This is the sequel to Sabriel, and it is even better. Lirael is a young girl, a Clayr without the Sight; the ability to See into the present and possible futures. The sight is the only true birthright of the Clayr, and Lirael has always felt left out without it. The book starts on Lirael's fourteenth birthday, when she is in the room in the Clayr's glacier where the guests eat their meals. A young man comes up to her and mistakes her for a visitor, because by the time a Daughter of the Clayr is 14, she normally has the sight. But Lirael is not a normal Clayr by any means. She does things that other Clayr wouldn't even dream of doing. Dangerous things, risking her life to save others. Not only can Lirael not See, she has never been Seen, except a very long time ago. But that all changes five years later on her nineteenth birthday, when she is told to go leave the Clayr's glacier forever... This is an adventure none of the other Clayr would go on, for Lirael is no ordinary Clayr. Lirael is much more. But wherever she goes, Lirael will always be a Daughter of the Clayr.
I thought that this book was better than Sabriel, and more enjoyable. I love the different characters that Garth Nix thinks up and the way he describes them. I would give this book 9.3 out of 10.

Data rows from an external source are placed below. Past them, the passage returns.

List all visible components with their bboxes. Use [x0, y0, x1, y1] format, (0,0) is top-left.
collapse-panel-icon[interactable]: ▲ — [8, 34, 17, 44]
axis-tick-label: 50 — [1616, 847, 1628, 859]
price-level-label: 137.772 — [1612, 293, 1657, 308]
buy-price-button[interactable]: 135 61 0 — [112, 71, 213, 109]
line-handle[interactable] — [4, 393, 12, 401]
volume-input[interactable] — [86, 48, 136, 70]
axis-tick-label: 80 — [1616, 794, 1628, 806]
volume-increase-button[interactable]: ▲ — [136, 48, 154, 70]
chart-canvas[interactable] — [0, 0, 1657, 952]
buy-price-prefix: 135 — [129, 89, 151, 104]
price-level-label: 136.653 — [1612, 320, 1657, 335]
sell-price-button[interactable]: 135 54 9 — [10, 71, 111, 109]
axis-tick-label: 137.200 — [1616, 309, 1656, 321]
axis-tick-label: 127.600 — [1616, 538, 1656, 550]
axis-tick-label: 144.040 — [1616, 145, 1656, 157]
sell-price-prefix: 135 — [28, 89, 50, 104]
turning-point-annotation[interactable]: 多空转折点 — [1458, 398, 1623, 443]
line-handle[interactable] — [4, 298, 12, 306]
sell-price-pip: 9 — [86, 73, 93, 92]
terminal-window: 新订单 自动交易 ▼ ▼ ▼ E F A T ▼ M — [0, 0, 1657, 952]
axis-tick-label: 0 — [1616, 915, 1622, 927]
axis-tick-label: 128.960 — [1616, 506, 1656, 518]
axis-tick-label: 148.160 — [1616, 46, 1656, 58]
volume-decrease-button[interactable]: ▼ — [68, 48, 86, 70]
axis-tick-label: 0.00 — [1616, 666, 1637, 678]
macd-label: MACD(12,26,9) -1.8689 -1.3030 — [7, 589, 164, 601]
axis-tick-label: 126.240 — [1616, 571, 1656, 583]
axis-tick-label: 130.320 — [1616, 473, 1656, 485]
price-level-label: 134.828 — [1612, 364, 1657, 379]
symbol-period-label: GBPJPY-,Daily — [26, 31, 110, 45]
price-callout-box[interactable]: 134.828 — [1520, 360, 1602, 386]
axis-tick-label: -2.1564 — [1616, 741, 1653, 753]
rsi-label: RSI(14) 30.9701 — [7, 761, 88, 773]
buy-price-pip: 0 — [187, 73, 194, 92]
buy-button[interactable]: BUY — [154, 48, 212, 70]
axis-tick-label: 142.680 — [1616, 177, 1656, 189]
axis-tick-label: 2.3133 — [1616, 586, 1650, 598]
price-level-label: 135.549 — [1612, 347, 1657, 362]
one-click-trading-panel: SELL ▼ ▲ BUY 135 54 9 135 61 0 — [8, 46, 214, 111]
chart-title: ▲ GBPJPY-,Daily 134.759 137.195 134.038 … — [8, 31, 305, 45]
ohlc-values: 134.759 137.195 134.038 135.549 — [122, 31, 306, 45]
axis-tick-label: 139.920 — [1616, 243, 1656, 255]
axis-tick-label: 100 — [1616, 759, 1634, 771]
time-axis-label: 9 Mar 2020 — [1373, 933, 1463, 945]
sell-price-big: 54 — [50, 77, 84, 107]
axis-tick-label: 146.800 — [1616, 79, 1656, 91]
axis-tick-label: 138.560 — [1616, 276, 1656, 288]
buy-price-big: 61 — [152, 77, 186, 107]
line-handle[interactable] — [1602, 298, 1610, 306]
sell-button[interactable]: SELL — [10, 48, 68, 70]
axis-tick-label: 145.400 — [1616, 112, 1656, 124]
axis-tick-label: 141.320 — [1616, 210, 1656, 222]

Saturday, 12 December 2009
This book is about magic - but not about the sort of Harry Potter magic, this is very different. It isn't all fun and games, it's really serious stuff, things that the whole of the world will suffer if something bad happens. And bad things do happen. I found the prologue quite depressing and confusing, but the first chapter seemed a lot more light-hearted and cheery. After a while though, the mood drops, and it becomes much more serious. I think I got to about chapter five and then didn't read any more for a couple of months. I then, out of desperation and lack of things to read, began to read it agian and really enjoyed it. It is fast-paced, dramatic and gripping. When I had finished Sabriel, I really wanted the second book, Lirael. An unusual thing about Sabriel is that the book has a very odd font, which doesn't really affect my review but I thought it strange at the time. It doesn't make it any harder to read, but I just felt like mentioning it. I would give this book 8.5 out of 10.